Well here we are many years later and yet another young man has ended his life. He was the younger brother of a friend of my sons. He was a young man full of life – talent and promise. The Chaplin who talked about him at his memorial service put it is perspective and reassured the students there that they should not be mad at him, not blame him but embrace his need for calmness in his life. He described a life of pain that once again is all too familiar to those of us who suffer for people we love whom have depression. He again described my husband and all that he is and tries to be. He described how misunderstand and yet full of wisdom people who experience depression are. He talked about the need for simple things and peaceful existence. How explained how those of us who do not experience it personally, cannot really understand it. Nor can we understand why that day was different, why that day he chose to end his life. He did this in front of the mother of the young man I talked about earlier. He ( the Chaplin) broke down into tears many times while trying to reach out to the captive audience. He got it and I surely hope some others there did too.

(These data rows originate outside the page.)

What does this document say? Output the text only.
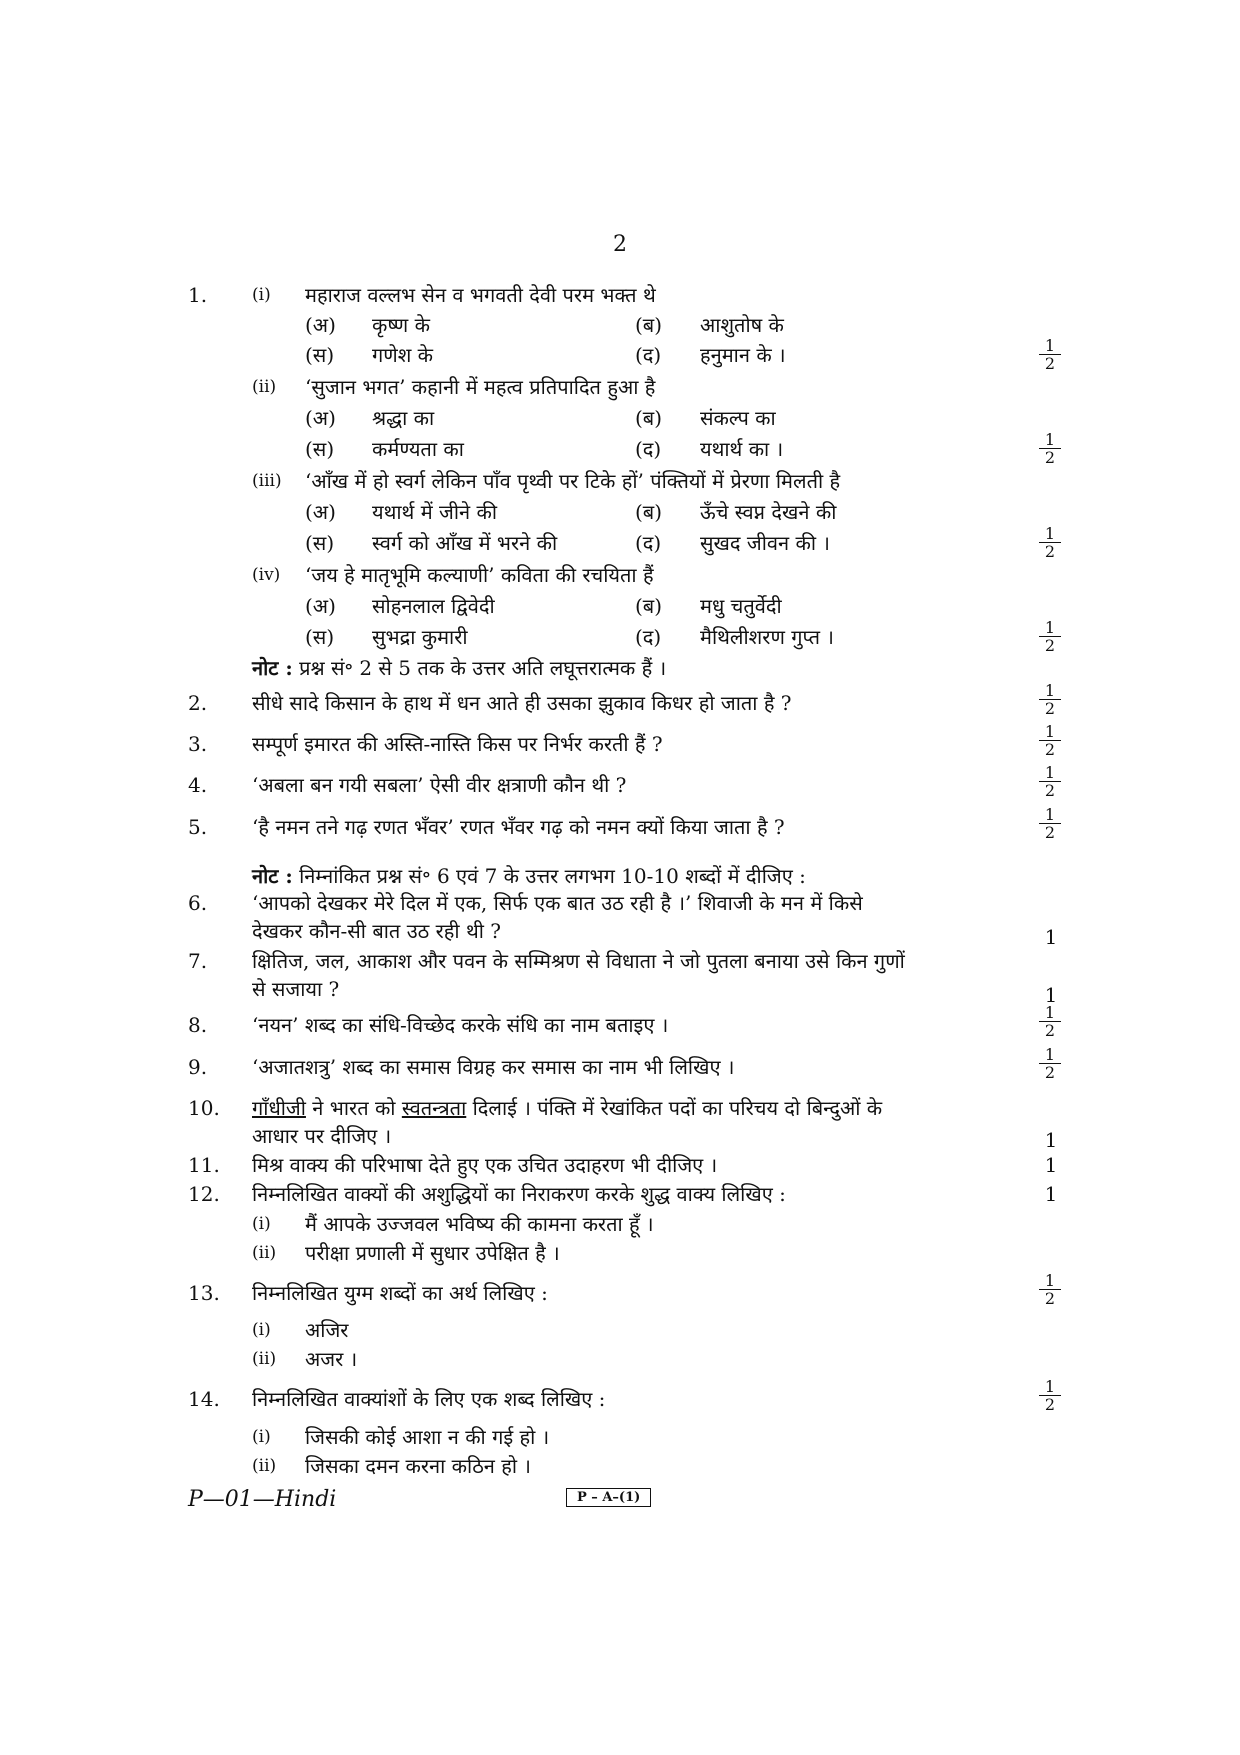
2
1.	(i) महाराज वल्लभ सेन व भगवती देवी परम भक्त थे
(अ) कृष्ण के	(ब) आशुतोष के
(स) गणेश के	(द) हनुमान के ।	1
2
(ii) ‘सुजान भगत’ कहानी में महत्व प्रतिपादित हुआ है
(अ) श्रद्धा का	(ब) संकल्प का
(स) कर्मण्यता का	(द) यथार्थ का ।	1
2
(iii) ‘आँख में हो स्वर्ग लेकिन पाँव पृथ्वी पर टिके हों’ पंक्तियों में प्रेरणा मिलती है
(अ) यथार्थ में जीने की	(ब) ऊँचे स्वप्न देखने की
(स) स्वर्ग को आँख में भरने की	(द) सुखद जीवन की ।	1
2
(iv) ‘जय हे मातृभूमि कल्याणी’ कविता की रचयिता हैं
(अ) सोहनलाल द्विवेदी	(ब) मधु चतुर्वेदी
(स) सुभद्रा कुमारी	(द) मैथिलीशरण गुप्त ।	1
2
नोट : प्रश्न सं॰ 2 से 5 तक के उत्तर अति लघूत्तरात्मक हैं ।
2. सीधे सादे किसान के हाथ में धन आते ही उसका झुकाव किधर हो जाता है ?
1
2
3. सम्पूर्ण इमारत की अस्ति-नास्ति किस पर निर्भर करती हैं ?
1
2
4. ‘अबला बन गयी सबला’ ऐसी वीर क्षत्राणी कौन थी ?
1
2
5. ‘है नमन तने गढ़ रणत भँवर’ रणत भँवर गढ़ को नमन क्यों किया जाता है ?
1
2
नोट : निम्नांकित प्रश्न सं॰ 6 एवं 7 के उत्तर लगभग 10-10 शब्दों में दीजिए :
6. ‘आपको देखकर मेरे दिल में एक, सिर्फ एक बात उठ रही है ।’ शिवाजी के मन में किसे
देखकर कौन-सी बात उठ रही थी ?	1
7. क्षितिज, जल, आकाश और पवन के सम्मिश्रण से विधाता ने जो पुतला बनाया उसे किन गुणों
से सजाया ?	1
8. ‘नयन’ शब्द का संधि-विच्छेद करके संधि का नाम बताइए ।
1
2
9. ‘अजातशत्रु’ शब्द का समास विग्रह कर समास का नाम भी लिखिए ।
1
2
10. गाँधीजी ने भारत को स्वतन्त्रता दिलाई । पंक्ति में रेखांकित पदों का परिचय दो बिन्दुओं के
आधार पर दीजिए ।	1
11. मिश्र वाक्य की परिभाषा देते हुए एक उचित उदाहरण भी दीजिए ।	1
12. निम्नलिखित वाक्यों की अशुद्धियों का निराकरण करके शुद्ध वाक्य लिखिए :	1
(i) मैं आपके उज्जवल भविष्य की कामना करता हूँ ।
(ii) परीक्षा प्रणाली में सुधार उपेक्षित है ।
13. निम्नलिखित युग्म शब्दों का अर्थ लिखिए :
1
2
(i) अजिर
(ii) अजर ।
14. निम्नलिखित वाक्यांशों के लिए एक शब्द लिखिए :
1
2
(i) जिसकी कोई आशा न की गई हो ।
(ii) जिसका दमन करना कठिन हो ।
P—01—Hindi	P – A–(1)
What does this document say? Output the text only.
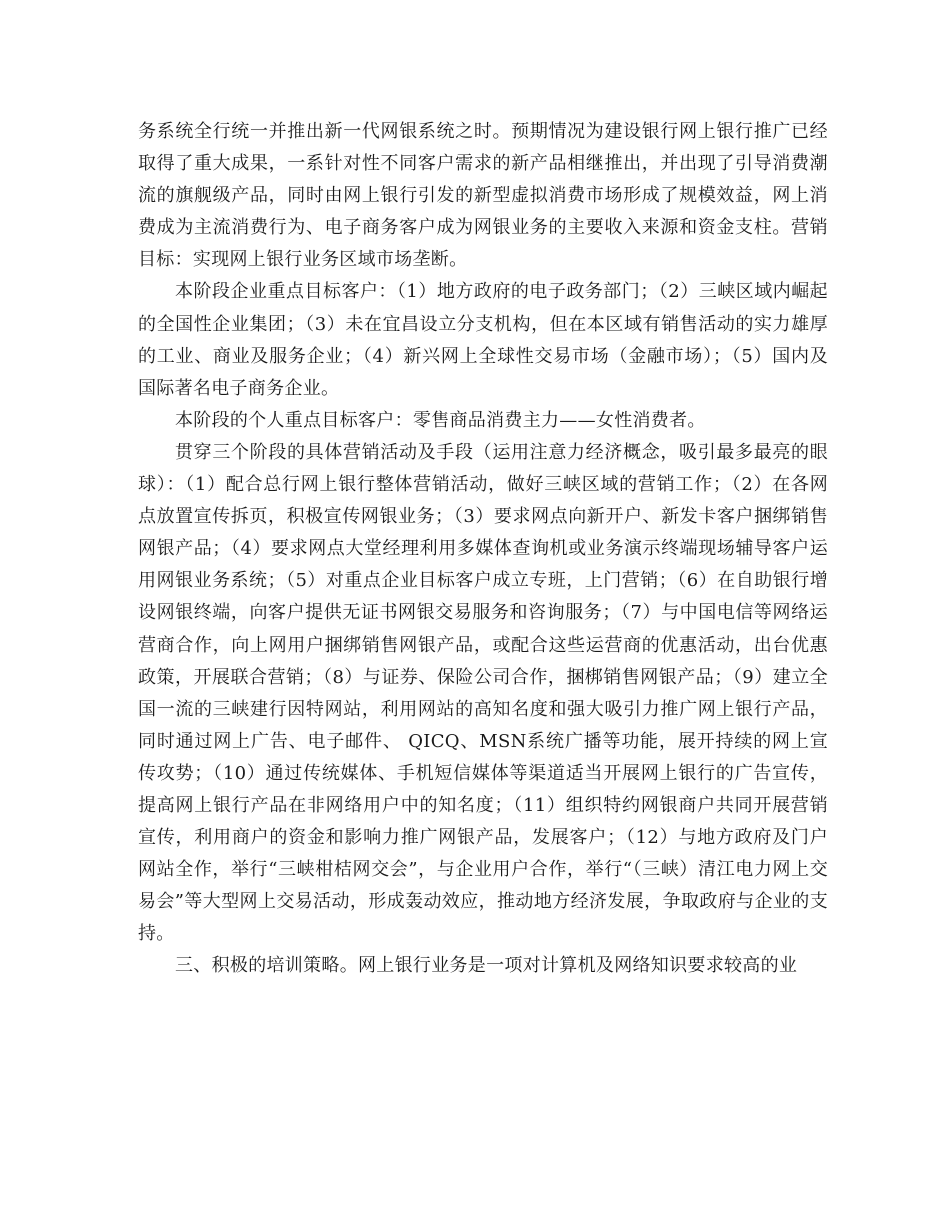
务系统全行统一并推出新一代网银系统之时。预期情况为建设银行网上银行推广已经取得了重大成果，一系针对性不同客户需求的新产品相继推出，并出现了引导消费潮流的旗舰级产品，同时由网上银行引发的新型虚拟消费市场形成了规模效益，网上消费成为主流消费行为、电子商务客户成为网银业务的主要收入来源和资金支柱。营销目标：实现网上银行业务区域市场垄断。

本阶段企业重点目标客户：（1）地方政府的电子政务部门；（2）三峡区域内崛起的全国性企业集团；（3）未在宜昌设立分支机构，但在本区域有销售活动的实力雄厚的工业、商业及服务企业；（4）新兴网上全球性交易市场（金融市场）；（5）国内及国际著名电子商务企业。

本阶段的个人重点目标客户：零售商品消费主力——女性消费者。

贯穿三个阶段的具体营销活动及手段（运用注意力经济概念，吸引最多最亮的眼球）：（1）配合总行网上银行整体营销活动，做好三峡区域的营销工作；（2）在各网点放置宣传拆页，积极宣传网银业务；（3）要求网点向新开户、新发卡客户捆绑销售网银产品；（4）要求网点大堂经理利用多媒体查询机或业务演示终端现场辅导客户运用网银业务系统；（5）对重点企业目标客户成立专班，上门营销；（6）在自助银行增设网银终端，向客户提供无证书网银交易服务和咨询服务；（7）与中国电信等网络运营商合作，向上网用户捆绑销售网银产品，或配合这些运营商的优惠活动，出台优惠政策，开展联合营销；（8）与证券、保险公司合作，捆梆销售网银产品；（9）建立全国一流的三峡建行因特网站，利用网站的高知名度和强大吸引力推广网上银行产品，同时通过网上广告、电子邮件、 QICQ、MSN系统广播等功能，展开持续的网上宣传攻势；（10）通过传统媒体、手机短信媒体等渠道适当开展网上银行的广告宣传，提高网上银行产品在非网络用户中的知名度；（11）组织特约网银商户共同开展营销宣传，利用商户的资金和影响力推广网银产品，发展客户；（12）与地方政府及门户网站全作，举行“三峡柑桔网交会”，与企业用户合作，举行“（三峡）清江电力网上交易会”等大型网上交易活动，形成轰动效应，推动地方经济发展，争取政府与企业的支持。

三、积极的培训策略。网上银行业务是一项对计算机及网络知识要求较高的业
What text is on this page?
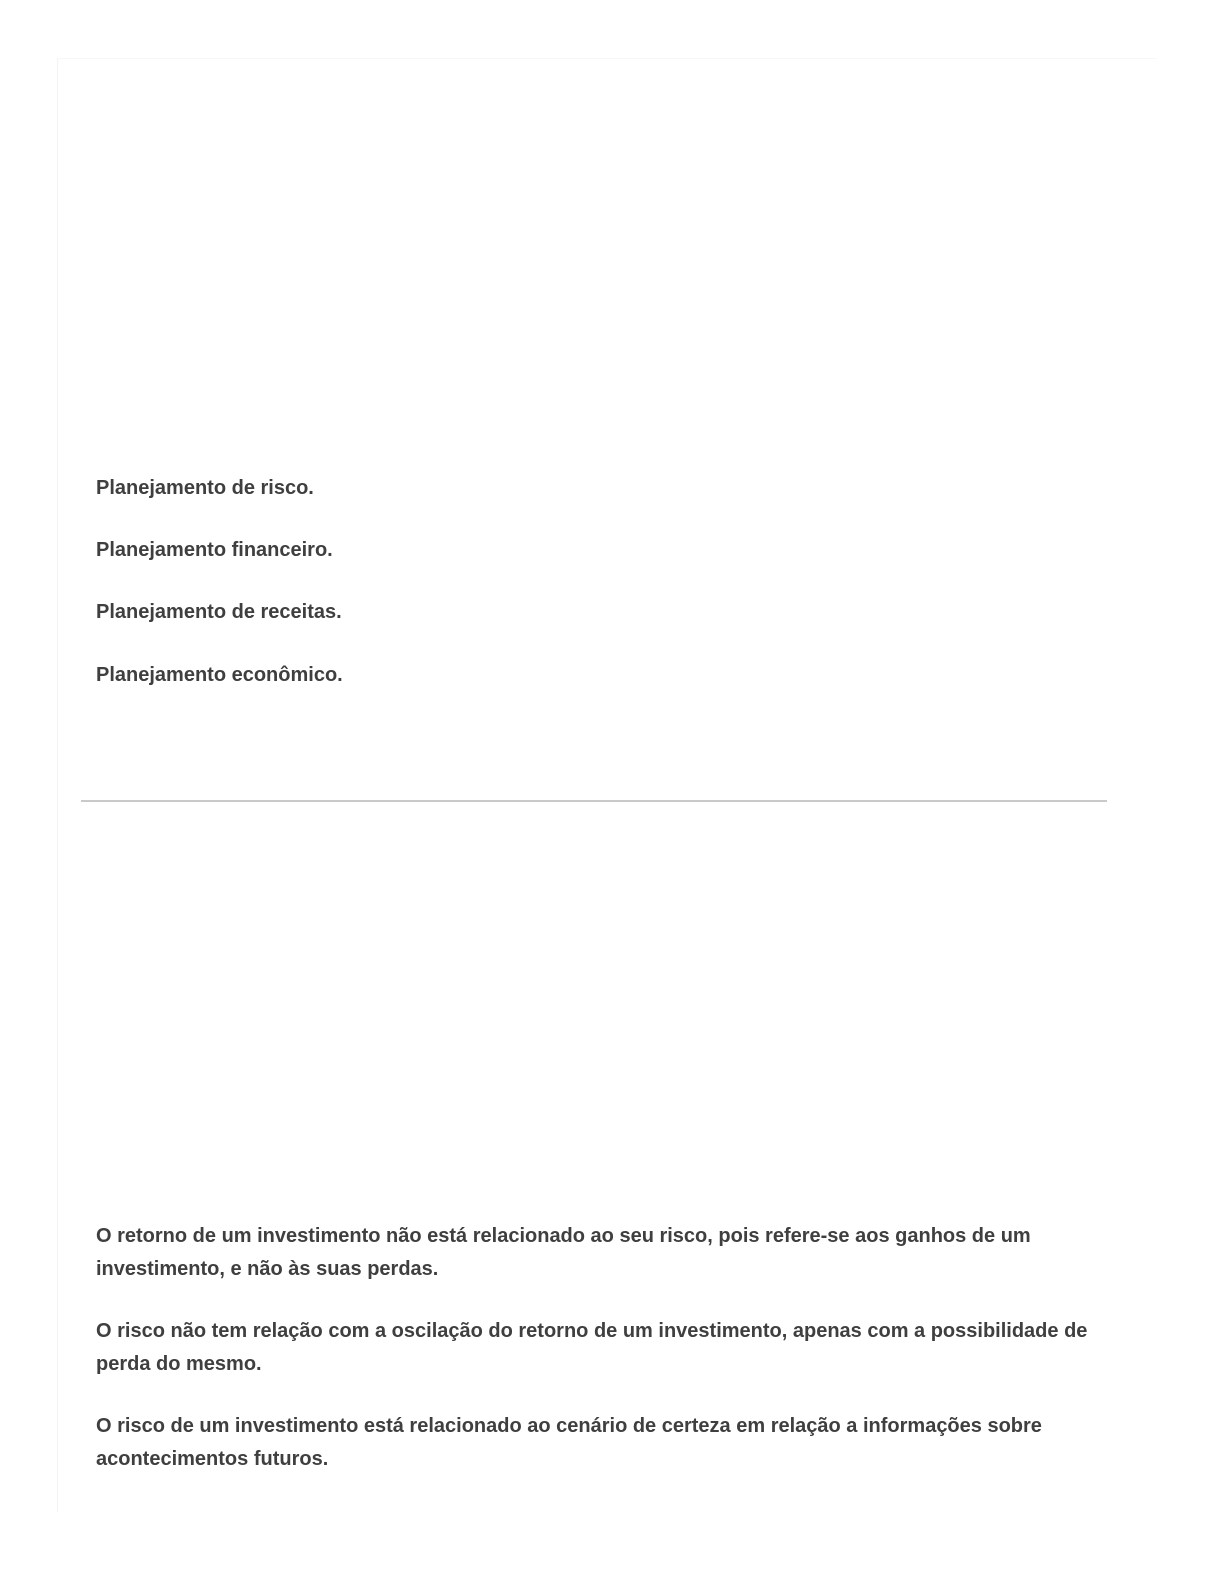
Planejamento de risco.

Planejamento financeiro.

Planejamento de receitas.

Planejamento econômico.

O retorno de um investimento não está relacionado ao seu risco, pois refere-se aos ganhos de um investimento, e não às suas perdas.

O risco não tem relação com a oscilação do retorno de um investimento, apenas com a possibilidade de perda do mesmo.

O risco de um investimento está relacionado ao cenário de certeza em relação a informações sobre acontecimentos futuros.
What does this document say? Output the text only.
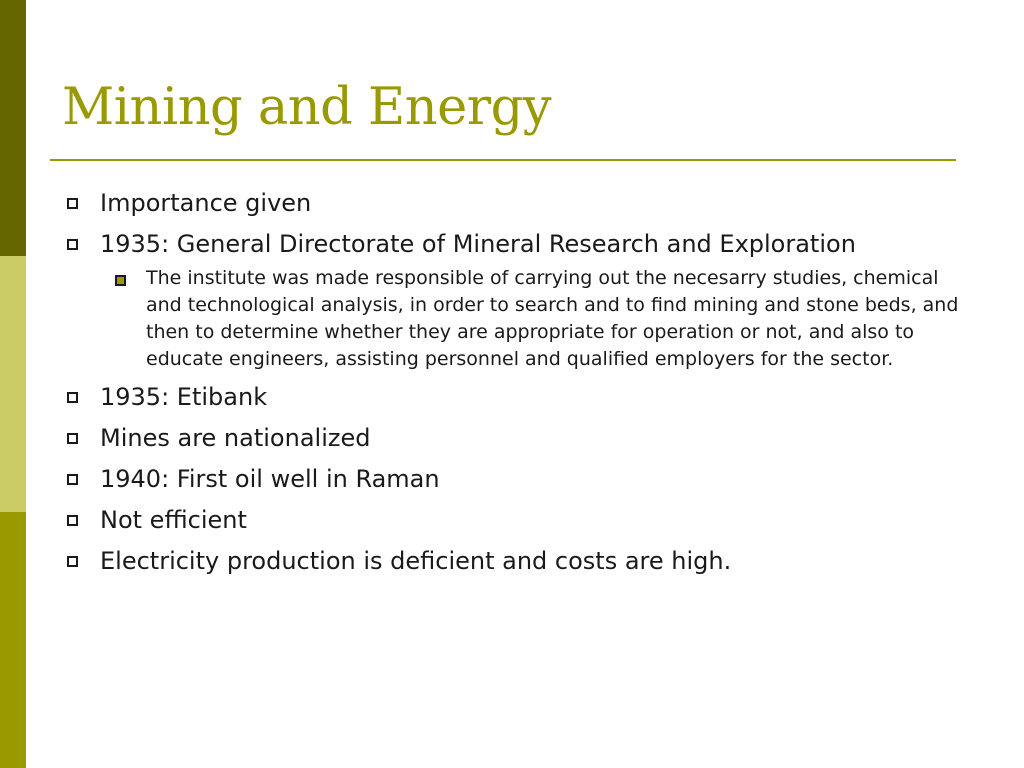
Mining and Energy
Importance given
1935: General Directorate of Mineral Research and Exploration
The institute was made responsible of carrying out the necesarry studies, chemical and technological analysis, in order to search and to find mining and stone beds, and then to determine whether they are appropriate for operation or not, and also to educate engineers, assisting personnel and qualified employers for the sector.
1935: Etibank
Mines are nationalized
1940: First oil well in Raman
Not efficient
Electricity production is deficient and costs are high.
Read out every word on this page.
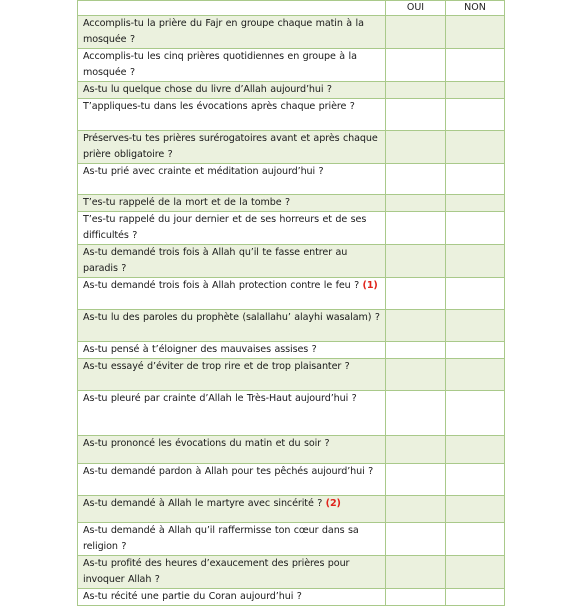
	OUI	NON
Accomplis-tu la prière du Fajr en groupe chaque matin à la mosquée ?		
Accomplis-tu les cinq prières quotidiennes en groupe à la mosquée ?		
As-tu lu quelque chose du livre d’Allah aujourd’hui ?		
T’appliques-tu dans les évocations après chaque prière ?		
Préserves-tu tes prières surérogatoires avant et après chaque prière obligatoire ?		
As-tu prié avec crainte et méditation aujourd’hui ?		
T’es-tu rappelé de la mort et de la tombe ?		
T’es-tu rappelé du jour dernier et de ses horreurs et de ses difficultés ?		
As-tu demandé trois fois à Allah qu’il te fasse entrer au paradis ?		
As-tu demandé trois fois à Allah protection contre le feu ? (1)		
As-tu lu des paroles du prophète (salallahu’ alayhi wasalam) ?		
As-tu pensé à t’éloigner des mauvaises assises ?		
As-tu essayé d’éviter de trop rire et de trop plaisanter ?		
As-tu pleuré par crainte d’Allah le Très-Haut aujourd’hui ?		
As-tu prononcé les évocations du matin et du soir ?		
As-tu demandé pardon à Allah pour tes pêchés aujourd’hui ?		
As-tu demandé à Allah le martyre avec sincérité ? (2)		
As-tu demandé à Allah qu’il raffermisse ton cœur dans sa religion ?		
As-tu profité des heures d’exaucement des prières pour invoquer Allah ?		
As-tu récité une partie du Coran aujourd’hui ?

So once again we have a young man who just could not see any other way to end his misery. He too hung himself, again after trying treatment and again not doing well with the treatment. Again a high school has to rally around its students while all the while also around staff members, as this was a staff members son. This comes way to soon to imagine, for all at this school, being on the heels of an already bad month. I notice today that someone has painted the rock at the school to say Love Life. Someone gets it and is making sure others do too.
On the front page of the paper yesterday was an article about the first suicide.... a mothers plea to help others out there, help their children and loved ones. Although many may say is it not too soon to be doing this, she is trying to make sense of it all. The rocks at that school is still painted for her son. Many people are speaking out and hoping for the change that will help others.